Was vermisse ich. Ich vermisse Jörgs Stimme, die ich jetzt, wo ich dies schreibe, im Ohr habe. Die Stimme, die fragte, wirklich fragte, nach mir fragte, nach uns fragte, tiefer fragte, und dann oft Unerwartetes dazu sagte. Ja, den Raum dieser Gespräche vermisse ich, die helle und warme, erfahrene und doch jungenhafte Stimme vermisse ich. Jörg vermisse ich. Die Neugier, die Bereitschaft zum Widerspruch, die Bereitschaft den Widerspruch anzuhören, geradezu herauszufordern, die Bereitschaft sich nicht einig zu sein, und damit leben zu können, und damit sich trotzdem nah sein zu können, und zu beobachten, wie es sich weiterentwickelt, mit diesem Unterschied, in dieser Freundschaft. Ich vermisse die Konfrontation mit Themen, auf die ich nur durch Jörg gestoßen wurde. Und natürlich das Lernen von ihm, den Blick des Theatermenschen, die Inszenierung von Räumen und Texten, von Texten als Räumen. Die Gespräche über Kunst.

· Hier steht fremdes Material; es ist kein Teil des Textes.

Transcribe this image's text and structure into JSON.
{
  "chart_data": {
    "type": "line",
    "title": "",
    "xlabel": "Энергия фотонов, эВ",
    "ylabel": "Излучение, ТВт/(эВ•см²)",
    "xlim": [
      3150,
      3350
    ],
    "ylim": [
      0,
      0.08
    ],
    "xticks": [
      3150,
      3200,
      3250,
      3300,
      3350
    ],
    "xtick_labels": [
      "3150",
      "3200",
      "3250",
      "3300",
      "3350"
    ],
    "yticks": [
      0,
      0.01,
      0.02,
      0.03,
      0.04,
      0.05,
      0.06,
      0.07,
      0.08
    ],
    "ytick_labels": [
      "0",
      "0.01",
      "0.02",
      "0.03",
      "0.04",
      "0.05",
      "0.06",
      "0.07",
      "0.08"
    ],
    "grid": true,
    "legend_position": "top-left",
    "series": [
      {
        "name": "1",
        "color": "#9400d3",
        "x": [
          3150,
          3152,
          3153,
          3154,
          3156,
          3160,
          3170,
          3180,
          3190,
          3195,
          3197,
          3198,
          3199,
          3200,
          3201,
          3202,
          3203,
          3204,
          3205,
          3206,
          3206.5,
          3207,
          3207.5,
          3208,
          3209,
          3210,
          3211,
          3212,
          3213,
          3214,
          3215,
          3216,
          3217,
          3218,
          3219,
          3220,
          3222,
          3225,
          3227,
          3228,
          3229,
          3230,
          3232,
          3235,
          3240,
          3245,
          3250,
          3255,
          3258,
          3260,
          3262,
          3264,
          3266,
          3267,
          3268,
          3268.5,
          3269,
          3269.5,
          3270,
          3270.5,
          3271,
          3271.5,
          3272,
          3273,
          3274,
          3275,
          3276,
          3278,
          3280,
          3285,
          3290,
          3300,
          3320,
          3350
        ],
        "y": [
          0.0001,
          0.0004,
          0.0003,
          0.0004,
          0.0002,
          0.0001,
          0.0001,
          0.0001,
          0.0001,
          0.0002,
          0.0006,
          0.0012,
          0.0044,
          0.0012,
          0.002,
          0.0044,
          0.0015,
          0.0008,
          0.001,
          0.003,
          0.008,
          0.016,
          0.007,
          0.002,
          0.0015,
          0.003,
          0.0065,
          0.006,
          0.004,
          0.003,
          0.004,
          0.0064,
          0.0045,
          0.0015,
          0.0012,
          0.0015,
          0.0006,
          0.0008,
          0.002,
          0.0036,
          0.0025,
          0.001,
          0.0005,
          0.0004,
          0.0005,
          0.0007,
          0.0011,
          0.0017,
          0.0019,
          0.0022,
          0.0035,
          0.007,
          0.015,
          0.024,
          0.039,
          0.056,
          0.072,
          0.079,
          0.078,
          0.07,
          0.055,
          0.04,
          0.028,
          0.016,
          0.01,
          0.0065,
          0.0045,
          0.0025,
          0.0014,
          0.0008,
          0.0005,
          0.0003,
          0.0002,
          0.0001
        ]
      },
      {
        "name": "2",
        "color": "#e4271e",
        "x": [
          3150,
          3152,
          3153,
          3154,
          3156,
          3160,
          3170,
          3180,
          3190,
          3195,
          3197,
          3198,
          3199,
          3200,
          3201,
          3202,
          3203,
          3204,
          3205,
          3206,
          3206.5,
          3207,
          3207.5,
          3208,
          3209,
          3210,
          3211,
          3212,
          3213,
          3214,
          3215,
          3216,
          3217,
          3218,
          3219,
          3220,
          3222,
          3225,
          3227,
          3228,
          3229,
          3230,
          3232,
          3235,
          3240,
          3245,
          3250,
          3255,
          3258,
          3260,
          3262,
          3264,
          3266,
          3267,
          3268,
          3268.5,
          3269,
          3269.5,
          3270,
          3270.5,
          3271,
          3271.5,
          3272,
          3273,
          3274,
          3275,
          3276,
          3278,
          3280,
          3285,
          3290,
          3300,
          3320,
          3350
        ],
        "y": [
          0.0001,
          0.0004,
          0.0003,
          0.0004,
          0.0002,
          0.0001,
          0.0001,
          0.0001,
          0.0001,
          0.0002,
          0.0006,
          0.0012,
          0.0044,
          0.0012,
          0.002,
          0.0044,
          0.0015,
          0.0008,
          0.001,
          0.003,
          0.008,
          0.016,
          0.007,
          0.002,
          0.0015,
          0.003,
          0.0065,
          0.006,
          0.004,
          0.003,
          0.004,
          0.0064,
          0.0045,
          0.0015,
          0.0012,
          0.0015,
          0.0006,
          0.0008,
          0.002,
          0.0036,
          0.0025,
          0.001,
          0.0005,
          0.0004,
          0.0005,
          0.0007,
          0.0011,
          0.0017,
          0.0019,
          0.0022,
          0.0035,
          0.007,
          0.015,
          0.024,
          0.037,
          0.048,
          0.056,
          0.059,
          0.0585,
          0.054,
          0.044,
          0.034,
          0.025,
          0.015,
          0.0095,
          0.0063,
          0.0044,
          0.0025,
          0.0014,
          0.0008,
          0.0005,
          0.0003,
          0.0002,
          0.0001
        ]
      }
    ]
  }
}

Als wir unmittelbar nach Jörgs Tod, mitten im tiefsten Lockdown, einen Zoom Treff hatten, auf dem wir unsere Tränen ein Stück weit gemeinsam weinen konnten, da hatte ich das ganz starke Gefühl, dass etwas weitergehen würde und dass Jörg trotzdem bei uns ist, auch wenn er nicht mehr bei uns ist. Ich hoffe, dass ihr heute ein ähnliches Gefühl habt, und dass wir bei aller Veränderung etwas von dem fortsetzen können, das uns allen so wichtig und so einzigartig ist.